On 27.09.19 г. 20:10 ч., Josef Bacik wrote:
> On Fri, Sep 27, 2019 at 01:23:16PM +0300, Nikolay Borisov wrote:
>> Modifying the file position is done on a per-file basis. This renders
>> holding the inode lock for writing useless and makes the performance of
>> concurrent llseek's abysmal.
>>
>> Fix this by holding the inode for read. This provides protection against
>> concurrent truncates and find_desired_extent already includes proper
>> extent locking for the range which ensures proper locking against
>> concurrent writes. SEEK_CUR and SEEK_END can be done lockessly.
>> The former is synchronized by file::f_lock spinlock. SEEK_END is not
>> synchronized but atomic, but that's OK since there is not guarantee
>> that SEEK_END will always be at the end of the file in the face of
>> tail modifications.
>>
>> This change brings ~82% performance improvement when doing a lot of
>> parallel fseeks.

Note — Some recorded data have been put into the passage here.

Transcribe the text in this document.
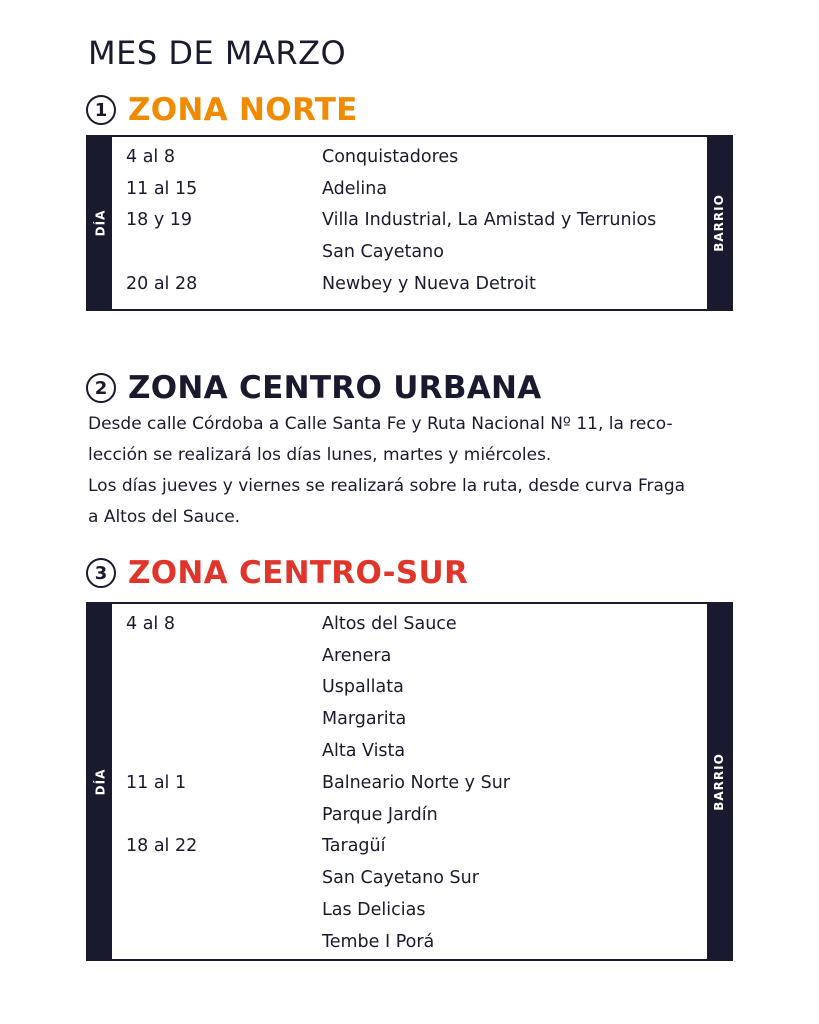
MES DE MARZO
1 ZONA NORTE
DÍA
4 al 8	Conquistadores
11 al 15	Adelina
18 y 19	Villa Industrial, La Amistad y Terrunios
San Cayetano
20 al 28	Newbey y Nueva Detroit
BARRIO
2 ZONA CENTRO URBANA
Desde calle Córdoba a Calle Santa Fe y Ruta Nacional Nº 11, la reco-
lección se realizará los días lunes, martes y miércoles.
Los días jueves y viernes se realizará sobre la ruta, desde curva Fraga
a Altos del Sauce.
3 ZONA CENTRO-SUR
DÍA
4 al 8	Altos del Sauce
Arenera
Uspallata
Margarita
Alta Vista
11 al 1	Balneario Norte y Sur
Parque Jardín
18 al 22	Taragüí
San Cayetano Sur
Las Delicias
Tembe I Porá
BARRIO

The workload essentially does:
>>
>> for (d=0; d<num_seek_read; d++)
>> {
>> /* offset %= 16777216; */
>> fseek (f, 256 * d % 16777216, SEEK_SET);
>> fread (buffer, 64, 1, f);
>> }
>>
>> Without patch:
>>
>> num workprocesses = 16
>> num fseek/fread = 8000000
>> step = 256
>> fork 0 1 2 3 4 5 6 7 8 9 10 11 12 13 14 15
>>
>> real 0m41.412s
>> user 0m28.777s
>> sys 2m16.510s
>>
>> With patch:
>>
>> num workprocesses = 16
>> num fseek/fread = 8000000
>> step = 256
>> fork 0 1 2 3 4 5 6 7 8 9 10 11 12 13 14 15
>>
>> real 0m11.479s
>> user 0m27.629s
>> sys 0m21.040s
>>
>> Signed-off-by: Nikolay Borisov <nborisov@xxxxxxxx>
>> ---
>> fs/btrfs/file.c | 26 ++++++++++----------------
>> 1 file changed, 10 insertions(+), 16 deletions(-)
>>
>> diff --git a/fs/btrfs/file.c b/fs/btrfs/file.c
>> index 12688ae6e6f2..000b7bd89bf0 100644
>> --- a/fs/btrfs/file.c
>> +++ b/fs/btrfs/file.c
>> @@ -3347,13 +3347,14 @@ static int find_desired_extent(struct inode *inode, loff_t *offset, int whence)
>> struct btrfs_fs_info *fs_info = btrfs_sb(inode->i_sb);
>> struct extent_map *em = NULL;
>> struct extent_state *cached_state = NULL;
>> + loff_t i_size = inode->i_size;
>
> We don't actually need to do all this now that we're holding the inode_lock
> right? Also I've gone through and looked at stuff and we're good with just a
> shared lock here, the only thing that adjusts i_size outsize of the extent lock
> is truncate, so we're safe. Thanks,
Yeah, holding the shared inode lock means we can just do inode->i_size
but dunno if the multiple dereferences gets optimised. Though at this
point we are entering into microoptimisation territory. For the sake of
completeness I will check on monday what's the difference in assembly
and if there is none I'll revert the code back to accessing inode->i_size.